Playful cats, especially kittens that are teething, may chew on electrical cords and this can lead to electric shock. Electric shock can produce burns on the tongue, palate, lip folds and corners of the mouth. Your cat may salivate profusely or have problems breathing.

* Never touch an animal that is touching an exposed electrical wire.
* Turn off the current then use a dry stick to get your cat away from the wire.
* Get veterinary help as soon as possible.

Eye Injury

* For all eye injuries, take your cat to the veterinarian promptly.
* Do not let your cat rub her eyes
* Do not place medicine in your cat's eyes, unless instructed by your veterinarian.

Frostbite

Your cat can suffer frostbite on her ears, feet and tail.
Symptoms include: pale, glossy skin which then reddens and becomes painful to the touch.

* Immediately take your cat into a warm place.
* Thaw out frostbitten areas slowly by applying, moist towels that are changed frequently.
* Continue until areas become flushed.
* Check with the veterinarian to the severity of the frostbite since it can result in damage to the affected areas.

Heatstroke, Fever

Heatstroke occurs in cats left in poorly ventilated, closed vehicles. Lack of drinking water on a hot day or excessive exercise can also be the cause
Symptoms include; panting, foaming at the mouth, extreme agitation and depression or coma.

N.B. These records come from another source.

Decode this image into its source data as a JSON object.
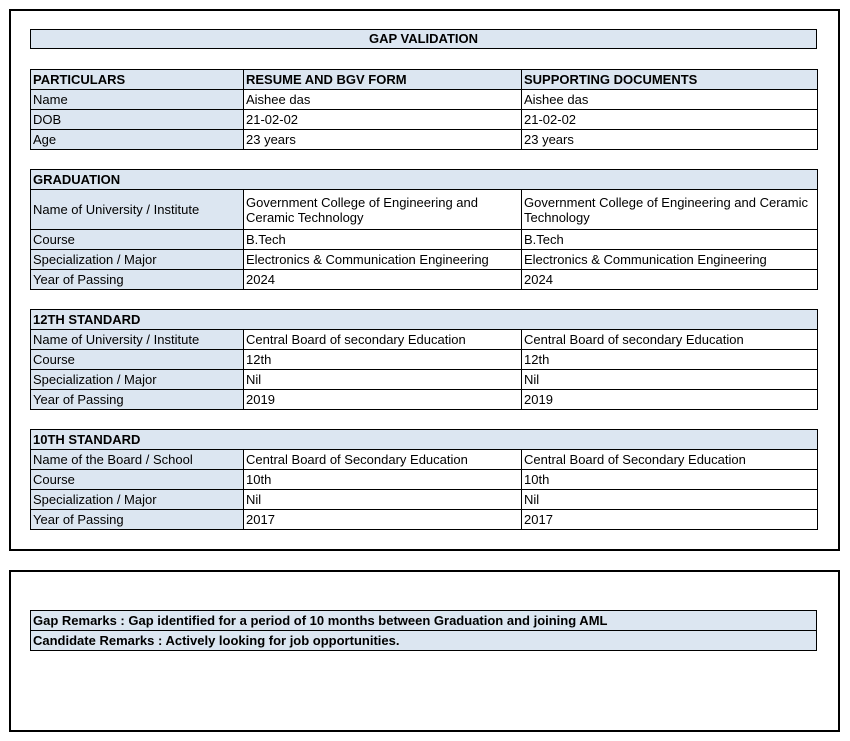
{
  "title": "GAP VALIDATION",
  "personal": {
    "headers": [
      "PARTICULARS",
      "RESUME AND BGV FORM",
      "SUPPORTING DOCUMENTS"
    ],
    "rows": [
      [
        "Name",
        "Aishee das",
        "Aishee das"
      ],
      [
        "DOB",
        "21-02-02",
        "21-02-02"
      ],
      [
        "Age",
        "23 years",
        "23 years"
      ]
    ]
  },
  "graduation": {
    "heading": "GRADUATION",
    "rows": [
      [
        "Name of University / Institute",
        "Government College of Engineering and Ceramic Technology",
        "Government College of Engineering and Ceramic Technology"
      ],
      [
        "Course",
        "B.Tech",
        "B.Tech"
      ],
      [
        "Specialization / Major",
        "Electronics & Communication Engineering",
        "Electronics & Communication Engineering"
      ],
      [
        "Year of Passing",
        "2024",
        "2024"
      ]
    ]
  },
  "twelfth": {
    "heading": "12TH STANDARD",
    "rows": [
      [
        "Name of University / Institute",
        "Central Board of secondary Education",
        "Central Board of secondary Education"
      ],
      [
        "Course",
        "12th",
        "12th"
      ],
      [
        "Specialization / Major",
        "Nil",
        "Nil"
      ],
      [
        "Year of Passing",
        "2019",
        "2019"
      ]
    ]
  },
  "tenth": {
    "heading": "10TH STANDARD",
    "rows": [
      [
        "Name of the Board / School",
        "Central Board of Secondary Education",
        "Central Board of Secondary Education"
      ],
      [
        "Course",
        "10th",
        "10th"
      ],
      [
        "Specialization / Major",
        "Nil",
        "Nil"
      ],
      [
        "Year of Passing",
        "2017",
        "2017"
      ]
    ]
  },
  "remarks": {
    "gap": "Gap Remarks : Gap identified for a period of 10 months  between Graduation and joining AML",
    "candidate": "Candidate Remarks : Actively looking for job opportunities."
  },
  "colors": {
    "header_fill": "#dce6f1",
    "border": "#000000"
  }
}
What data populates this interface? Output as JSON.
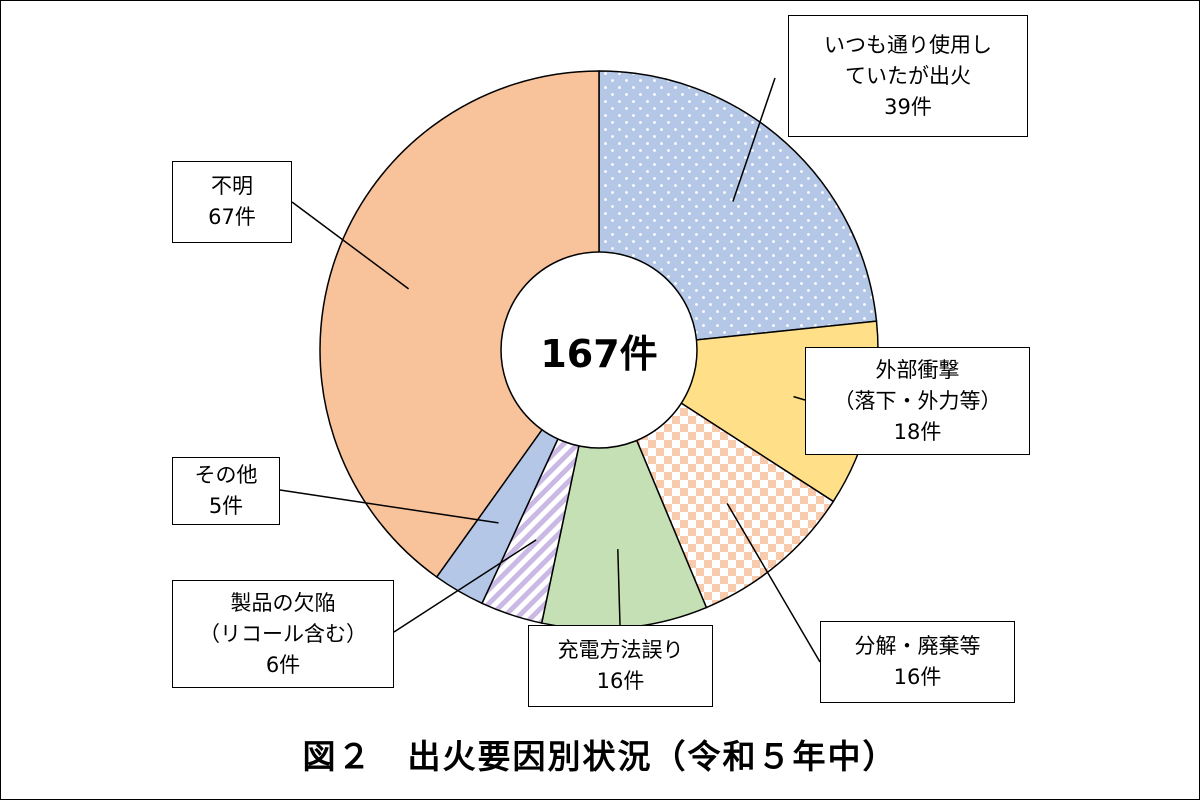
{
  "chart_data": {
    "type": "pie",
    "title": "図２　出火要因別状況（令和５年中）",
    "center_label": "167件",
    "total": 167,
    "slices": [
      {
        "label_lines": [
          "いつも通り使用し",
          "ていたが出火"
        ],
        "count_label": "39件",
        "value": 39,
        "color": "#b4c7e7",
        "pattern": "dots"
      },
      {
        "label_lines": [
          "外部衝撃",
          "（落下・外力等）"
        ],
        "count_label": "18件",
        "value": 18,
        "color": "#ffe089",
        "pattern": "solid"
      },
      {
        "label_lines": [
          "分解・廃棄等"
        ],
        "count_label": "16件",
        "value": 16,
        "color": "#f8cbad",
        "pattern": "checker"
      },
      {
        "label_lines": [
          "充電方法誤り"
        ],
        "count_label": "16件",
        "value": 16,
        "color": "#c5e0b4",
        "pattern": "solid"
      },
      {
        "label_lines": [
          "製品の欠陥",
          "（リコール含む）"
        ],
        "count_label": "6件",
        "value": 6,
        "color": "#c9b9e4",
        "pattern": "stripes"
      },
      {
        "label_lines": [
          "その他"
        ],
        "count_label": "5件",
        "value": 5,
        "color": "#b4c7e7",
        "pattern": "solid"
      },
      {
        "label_lines": [
          "不明"
        ],
        "count_label": "67件",
        "value": 67,
        "color": "#f8c29a",
        "pattern": "solid"
      }
    ]
  }
}
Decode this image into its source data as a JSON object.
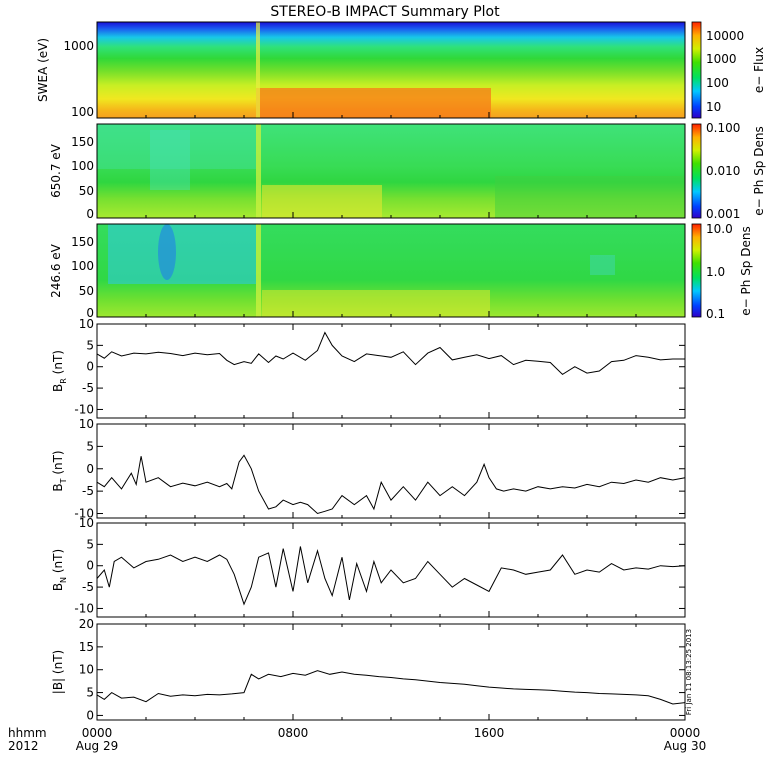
{
  "title": "STEREO-B IMPACT Summary Plot",
  "footer": {
    "row1_label": "hhmm",
    "row2_label": "2012",
    "x_ticks": [
      "0000",
      "0800",
      "1600",
      "0000"
    ],
    "date_start": "Aug 29",
    "date_end": "Aug 30"
  },
  "timestamp": "Fri Jan 11 08:13:25 2013",
  "chart_data": [
    {
      "type": "heatmap",
      "id": "swea",
      "ylabel": "SWEA (eV)",
      "yscale": "log",
      "ylim": [
        85,
        2000
      ],
      "y_ticks": [
        "1000",
        "100"
      ],
      "colorbar_label": "e− Flux",
      "colorbar_scale": "log",
      "colorbar_ticks": [
        "10000",
        "1000",
        "100",
        "10"
      ],
      "x": "time 2012-08-29 00:00 to 2012-08-30 00:00"
    },
    {
      "type": "heatmap",
      "id": "pad650",
      "ylabel": "650.7 eV",
      "ylim": [
        -10,
        180
      ],
      "y_ticks": [
        "150",
        "100",
        "50",
        "0"
      ],
      "colorbar_label": "e− Ph Sp Dens",
      "colorbar_scale": "log",
      "colorbar_ticks": [
        "0.100",
        "0.010",
        "0.001"
      ]
    },
    {
      "type": "heatmap",
      "id": "pad246",
      "ylabel": "246.6 eV",
      "ylim": [
        -10,
        180
      ],
      "y_ticks": [
        "150",
        "100",
        "50",
        "0"
      ],
      "colorbar_label": "e− Ph Sp Dens",
      "colorbar_scale": "log",
      "colorbar_ticks": [
        "10.0",
        "1.0",
        "0.1"
      ]
    },
    {
      "type": "line",
      "id": "br",
      "ylabel_main": "B",
      "ylabel_sub": "R",
      "ylabel_unit": " (nT)",
      "ylim": [
        -12,
        10
      ],
      "y_ticks": [
        "10",
        "5",
        "0",
        "-5",
        "-10"
      ],
      "x_hours": [
        0,
        0.3,
        0.6,
        1,
        1.5,
        2,
        2.5,
        3,
        3.5,
        4,
        4.5,
        5,
        5.3,
        5.6,
        6,
        6.3,
        6.6,
        7,
        7.3,
        7.6,
        8,
        8.5,
        9,
        9.3,
        9.6,
        10,
        10.5,
        11,
        11.5,
        12,
        12.5,
        13,
        13.5,
        14,
        14.5,
        15,
        15.5,
        16,
        16.5,
        17,
        17.5,
        18,
        18.5,
        19,
        19.5,
        20,
        20.5,
        21,
        21.5,
        22,
        22.5,
        23,
        23.5,
        24
      ],
      "values": [
        3,
        2,
        3.5,
        2.5,
        3.2,
        3,
        3.4,
        3.1,
        2.6,
        3.2,
        2.8,
        3.1,
        1.5,
        0.5,
        1.2,
        0.8,
        3,
        1,
        2.5,
        1.8,
        3.2,
        1.5,
        3.8,
        8,
        5,
        2.5,
        1.2,
        3,
        2.6,
        2.2,
        3.5,
        0.5,
        3.2,
        4.5,
        1.6,
        2.2,
        2.8,
        1.9,
        2.6,
        0.5,
        1.5,
        1.3,
        1,
        -1.8,
        0,
        -1.5,
        -1,
        1.2,
        1.5,
        2.6,
        2.2,
        1.6,
        1.8,
        1.8
      ]
    },
    {
      "type": "line",
      "id": "bt",
      "ylabel_main": "B",
      "ylabel_sub": "T",
      "ylabel_unit": " (nT)",
      "ylim": [
        -11,
        10
      ],
      "y_ticks": [
        "10",
        "5",
        "0",
        "-5",
        "-10"
      ],
      "x_hours": [
        0,
        0.3,
        0.6,
        1,
        1.4,
        1.6,
        1.8,
        2,
        2.5,
        3,
        3.5,
        4,
        4.5,
        5,
        5.3,
        5.5,
        5.8,
        6,
        6.3,
        6.6,
        7,
        7.3,
        7.6,
        8,
        8.3,
        8.6,
        9,
        9.3,
        9.6,
        10,
        10.5,
        11,
        11.3,
        11.6,
        12,
        12.5,
        13,
        13.5,
        14,
        14.5,
        15,
        15.5,
        15.8,
        16,
        16.3,
        16.6,
        17,
        17.5,
        18,
        18.5,
        19,
        19.5,
        20,
        20.5,
        21,
        21.5,
        22,
        22.5,
        23,
        23.5,
        24
      ],
      "values": [
        -3,
        -4,
        -2,
        -4.5,
        -1,
        -3.5,
        2.8,
        -3,
        -2,
        -4,
        -3.2,
        -3.8,
        -3,
        -4,
        -3.3,
        -4.5,
        1.5,
        3,
        0,
        -5,
        -9,
        -8.5,
        -7,
        -8,
        -7.5,
        -8,
        -10,
        -9.5,
        -9,
        -6,
        -8,
        -6,
        -9,
        -3,
        -7,
        -4,
        -7,
        -3,
        -6,
        -4,
        -6,
        -3,
        1,
        -2,
        -4.5,
        -5,
        -4.5,
        -5,
        -4,
        -4.5,
        -4,
        -4.3,
        -3.5,
        -4,
        -3,
        -3.3,
        -2.5,
        -3,
        -2,
        -2.5,
        -2
      ]
    },
    {
      "type": "line",
      "id": "bn",
      "ylabel_main": "B",
      "ylabel_sub": "N",
      "ylabel_unit": " (nT)",
      "ylim": [
        -12,
        10
      ],
      "y_ticks": [
        "10",
        "5",
        "0",
        "-5",
        "-10"
      ],
      "x_hours": [
        0,
        0.3,
        0.5,
        0.7,
        1,
        1.5,
        2,
        2.5,
        3,
        3.5,
        4,
        4.5,
        5,
        5.3,
        5.6,
        6,
        6.3,
        6.6,
        7,
        7.3,
        7.6,
        8,
        8.3,
        8.6,
        9,
        9.3,
        9.6,
        10,
        10.3,
        10.6,
        11,
        11.3,
        11.6,
        12,
        12.5,
        13,
        13.5,
        14,
        14.5,
        15,
        15.5,
        16,
        16.5,
        17,
        17.5,
        18,
        18.5,
        19,
        19.5,
        20,
        20.5,
        21,
        21.5,
        22,
        22.5,
        23,
        23.5,
        24
      ],
      "values": [
        -3,
        -1,
        -5,
        1,
        2,
        -0.5,
        1,
        1.5,
        2.5,
        1,
        2,
        1,
        2.5,
        1.5,
        -2,
        -9,
        -5,
        2,
        3,
        -5,
        4,
        -6,
        4.5,
        -4,
        3.5,
        -3,
        -7,
        2,
        -8,
        0.5,
        -6,
        1,
        -4,
        -1,
        -4,
        -3,
        1,
        -2,
        -5,
        -3,
        -4.5,
        -6,
        -0.5,
        -1,
        -2,
        -1.5,
        -1,
        2.5,
        -2,
        -1,
        -1.5,
        0.5,
        -1,
        -0.5,
        -0.8,
        0,
        -0.2,
        0
      ]
    },
    {
      "type": "line",
      "id": "bmag",
      "ylabel_main": "|B|",
      "ylabel_unit": " (nT)",
      "ylim": [
        -1,
        20
      ],
      "y_ticks": [
        "20",
        "15",
        "10",
        "5",
        "0"
      ],
      "x_hours": [
        0,
        0.3,
        0.6,
        1,
        1.5,
        2,
        2.5,
        3,
        3.5,
        4,
        4.5,
        5,
        5.5,
        6,
        6.3,
        6.6,
        7,
        7.5,
        8,
        8.5,
        9,
        9.5,
        10,
        10.5,
        11,
        11.5,
        12,
        12.5,
        13,
        13.5,
        14,
        14.5,
        15,
        15.5,
        16,
        16.5,
        17,
        17.5,
        18,
        18.5,
        19,
        19.5,
        20,
        20.5,
        21,
        21.5,
        22,
        22.5,
        23,
        23.5,
        24
      ],
      "values": [
        4.5,
        3.5,
        5,
        3.8,
        4,
        3,
        4.8,
        4.2,
        4.5,
        4.3,
        4.6,
        4.5,
        4.7,
        5,
        9,
        8,
        9,
        8.5,
        9.2,
        8.8,
        9.8,
        9,
        9.5,
        9,
        8.8,
        8.5,
        8.3,
        8,
        7.8,
        7.5,
        7.2,
        7,
        6.8,
        6.5,
        6.2,
        6,
        5.8,
        5.7,
        5.6,
        5.5,
        5.3,
        5.1,
        5,
        4.8,
        4.7,
        4.6,
        4.5,
        4.3,
        3.5,
        2.5,
        2.8
      ]
    }
  ]
}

* Sponge your cat with cool water and seek veterinary care immediately.
* If the condition is severe, submerge her in cool water or place ice packs to her head and neck and get to a vet immediately.

Poisoning
If you know or suspect your cat has swallowed poison call your vet immediately

Symptoms may include vomiting, diarrhea, labored breathing, whimpering, collapse or convulsions.

* Contact your vet immediately for instructions.
* Do not induce vomiting unless the vet recommends it, since some poisons can be even more harmful to your cat if vomited.

Shock

Shock frequently accompanies traumatic injuries especially car accidents or serious falls.
Symptoms include semi-consciousness or coma, panting and rapid breathing, a slow heartbeat and reduced body heat, especially in the extremities.

* Wrap your cat in a blanket to keep her warm and keep her head lower than her heart.
* Take her to the veterinarian immediately.

Skunks

* If your cat has encountered a skunk, make sure your cat’s rabies vaccinations are up to date because skunks can carry rabies.
* To get rid of odor, wash your cat with tomato juice then give her a bath.